Personal information
- Born: July 20, 1979 (age 46) Racine, Wisconsin, U.S.
- Listed height: 6 ft 4 in (1.93 m)
- Listed weight: 332 lb (151 kg)

Career information
- High school: Racine (WI) Washington Park
- College: Arizona
- NFL draft: 2002: undrafted

Career history
- Green Bay Packers (2002–2006); Houston Texans (2007); Florida Tuskers (2009)*;
- * Offseason and/or practice squad member only

Career NFL statistics
- Games played: 59
- Games started: 8
- Stats at Pro Football Reference

= Kevin Barry (American football) =

American football player (born 1979)

Kevin Lee Barry (born July 20, 1979) is a retired American football offensive tackle.

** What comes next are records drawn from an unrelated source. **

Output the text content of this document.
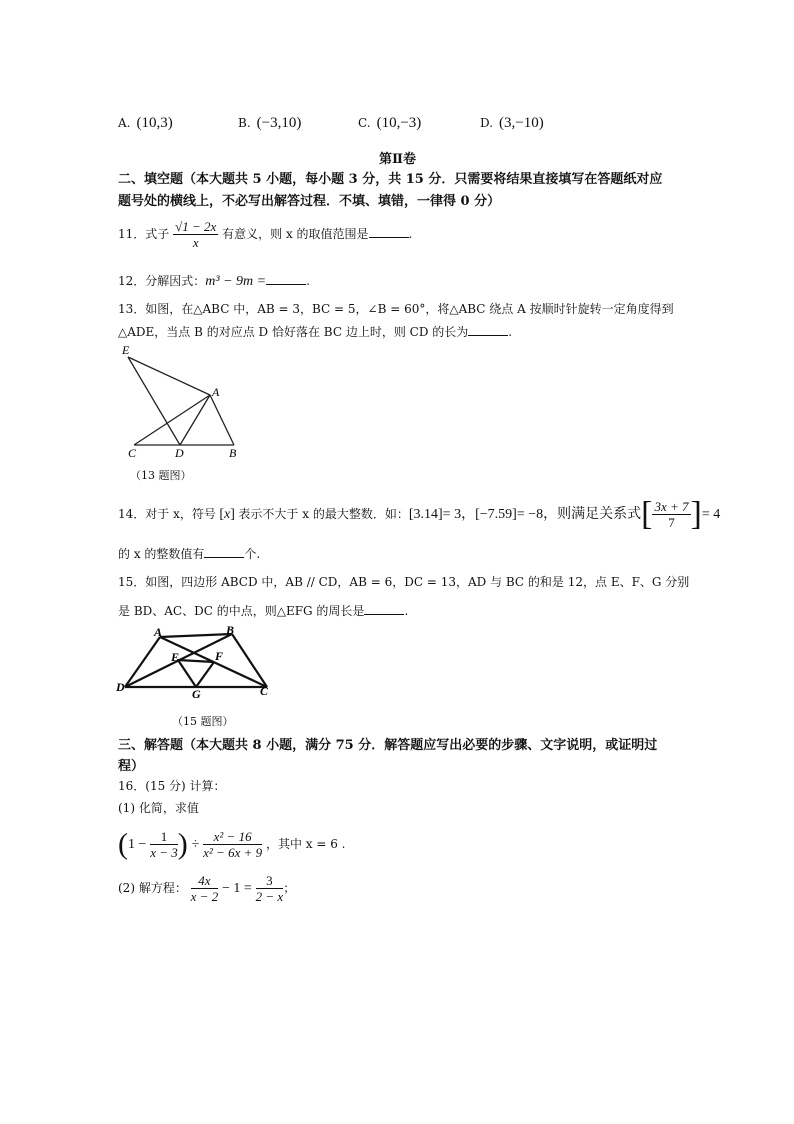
A. (10,3)	B. (−3,10)	C. (10,−3)	D. (3,−10)
第Ⅱ卷
二、填空题（本大题共 5 小题，每小题 3 分，共 15 分．只需要将结果直接填写在答题纸对应
题号处的横线上，不必写出解答过程．不填、填错，一律得 0 分）
11．式子 $\frac{√1 - 2x}{x}$ 有意义，则 x 的取值范围是	.
12．分解因式：m³ − 9m =	.
13．如图，在△ABC 中，AB = 3，BC = 5，∠B = 60°，将△ABC 绕点 A 按顺时针旋转一定角度得到
△ADE，当点 B 的对应点 D 恰好落在 BC 边上时，则 CD 的长为	.
E
A
C	D	B
（13 题图）
14．对于 x，符号 [x] 表示不大于 x 的最大整数．如：[3.14]= 3，[−7.59]= −8，则满足关系式[ $\frac{3x + 7}{7}$ ]= 4
的 x 的整数值有	个.
15．如图，四边形 ABCD 中，AB // CD，AB = 6，DC = 13，AD 与 BC 的和是 12，点 E、F、G 分别
是 BD、AC、DC 的中点，则△EFG 的周长是	.
A	B
E	F
D	G	C
（15 题图）
三、解答题（本大题共 8 小题，满分 75 分．解答题应写出必要的步骤、文字说明，或证明过
程）
16．(15 分) 计算：
(1) 化简，求值
($1 - \frac{1}{x - 3}$ ) ÷ $\frac{\text{x² − 16}}{\text{x² − 6x + 9}}$ ，其中 x = 6 .
(2) 解方程： $\frac{4x}{x - 2} - 1 = \frac{3}{2 - x}$ ；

He was signed by the Green Bay Packers as an undrafted free agent in 2002. He played college football at Arizona. He is most famous for being the 6th offensive lineman in Green Bay's U-71 formation, named for Barry's uniform number.

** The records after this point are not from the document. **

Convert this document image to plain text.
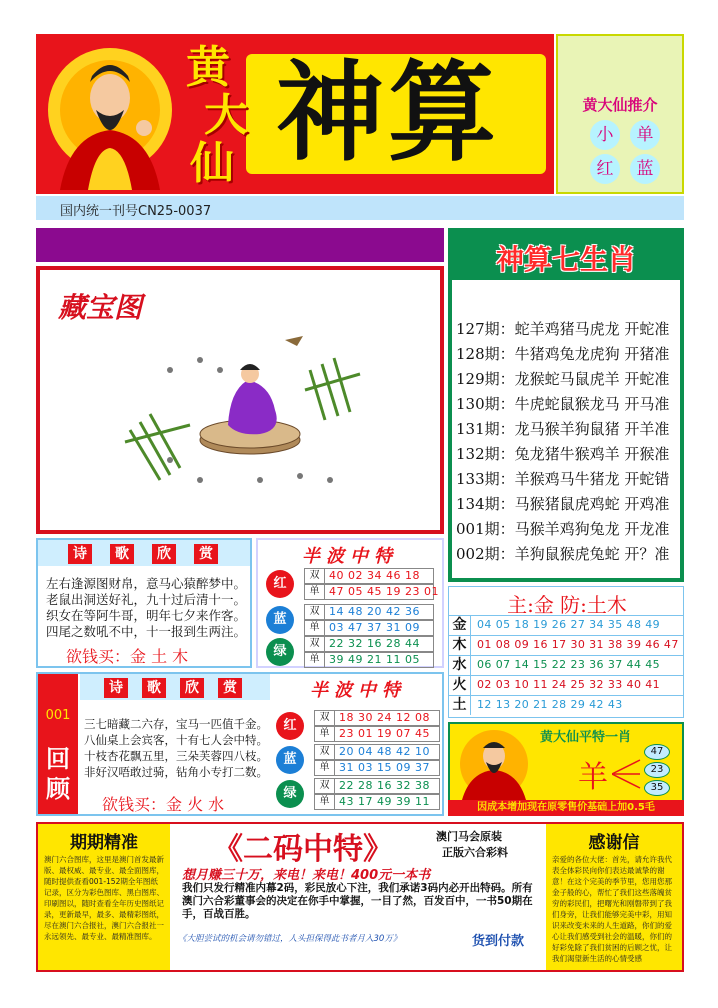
黄
大
仙 神算	黄大仙推介
小	单
红	蓝
国内统一刊号CN25-0037
藏宝图
神算七生肖
127期：蛇羊鸡猪马虎龙 开蛇准
128期：牛猪鸡兔龙虎狗 开猪准
129期：龙猴蛇马鼠虎羊 开蛇准
130期：牛虎蛇鼠猴龙马 开马准
131期：龙马猴羊狗鼠猪 开羊准
132期：兔龙猪牛猴鸡羊 开猴准
133期：羊猴鸡马牛猪龙 开蛇错
134期：马猴猪鼠虎鸡蛇 开鸡准
001期：马猴羊鸡狗兔龙 开龙准
002期：羊狗鼠猴虎兔蛇 开？准
诗	歌	欣	赏
左右逢源图财帛，意马心猿醉梦中。
老鼠出洞送好礼，九十过后清十一。
织女在等阿牛哥，明年七夕来作客。
四尾之数吼不中，十一报到生两注。
欲钱买：金 土 木
半波中特
红
双 40 02 34 46 18
单 47 05 45 19 23 01
蓝
双 14 48 20 42 36
单 03 47 37 31 09
绿
双 22 32 16 28 44
单 39 49 21 11 05
主:金 防:土木
金 04 05 18 19 26 27 34 35 48 49
木 01 08 09 16 17 30 31 38 39 46 47
水 06 07 14 15 22 23 36 37 44 45
火 02 03 10 11 24 25 32 33 40 41
土 12 13 20 21 28 29 42 43
001
回顾
诗	歌	欣	赏
三七暗藏二六存，宝马一匹值千金。
八仙桌上会宾客，十有七人会中特。
十枝杏花飘五里，三朵芙蓉四八枝。
非好汉唔敢过骑，钻角小专打二数。
欲钱买：金 火 水
半波中特
红
双 18 30 24 12 08
单 23 01 19 07 45
蓝
双 20 04 48 42 10
单 31 03 15 09 37
绿
双 22 28 16 32 38
单 43 17 49 39 11
黄大仙平特一肖
羊
47
23
35
因成本增加现在原零售价基础上加0.5毛
期期精准
澳门六合图库，这里是澳门首发最新版、最权威、最专业、最全面图库，随时提供查看001-152期全年图纸记录，区分为彩色图库、黑白图库、印刷图以，随时查看全年历史图纸记录，更新最早，最多、最精彩图纸，尽在澳门六合报社，澳门六合报社一永远领先、最专业、最精准图库。
《二码中特》	澳门马会原装
正版六合彩料
想月赚三十万，来电！来电！400元一本书
我们只发行精准内幕2码，彩民放心下注，我们承诺3码内必开出特码。所有澳门六合彩董事会的决定在你手中掌握，一目了然，百发百中，一书50期在手，百战百胜。
《大胆尝试的机会请勿错过，人头担保得此书者月入30万》	货到付款
感谢信
亲爱的各位大佬：首先，请允许我代表全体彩民向你们表达最诚挚的谢意！在这个完美的季节里，您用您那金子般的心，帮忙了我们这些落魄贫穷的彩民们，把曙光和刚磐带到了我们身旁，让我们能够完美中彩，用知识来改变未来的人生道路，你们的爱心让我们感受到社会的温暖，你们的好彩免除了我们贫困的后顾之忧，让我们渴望新生活的心情受感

Barry has also been a member of the Houston Texans and Florida Tuskers.

==Early life==
Barry attended Washington Park High School and earned three varsity letters in football. Barry was a Two-Way Starter at OT, DT, and four in track & field as a shot put thrower.
Barry was 1996 Racine County Player of the Year (Racine Journal Times); Wisconsin State Player of the Year (Milwaukee Journal Sentinel; All-American (USA Today). He played football for Hutchinson Community College in Hutchinson, KS. Upon graduating he joined the football team at the University of Arizona.

==Professional career==

===Green Bay Packers===
Barry was signed as an undrafted free agent by the Green Bay Packers in 2002, and played there until 2006. He was released by the Packers on June 8, 2007.

===Houston Texans===
On July 28, 2007, he signed with the Houston Texans. Barry was waived by the Texans on December 13, 2007, without playing a game for the team.

===Florida Tuskers===
Barry was signed by the Florida Tuskers of the United Football League on September 9, 2009. He suffered season-ending injury to arm.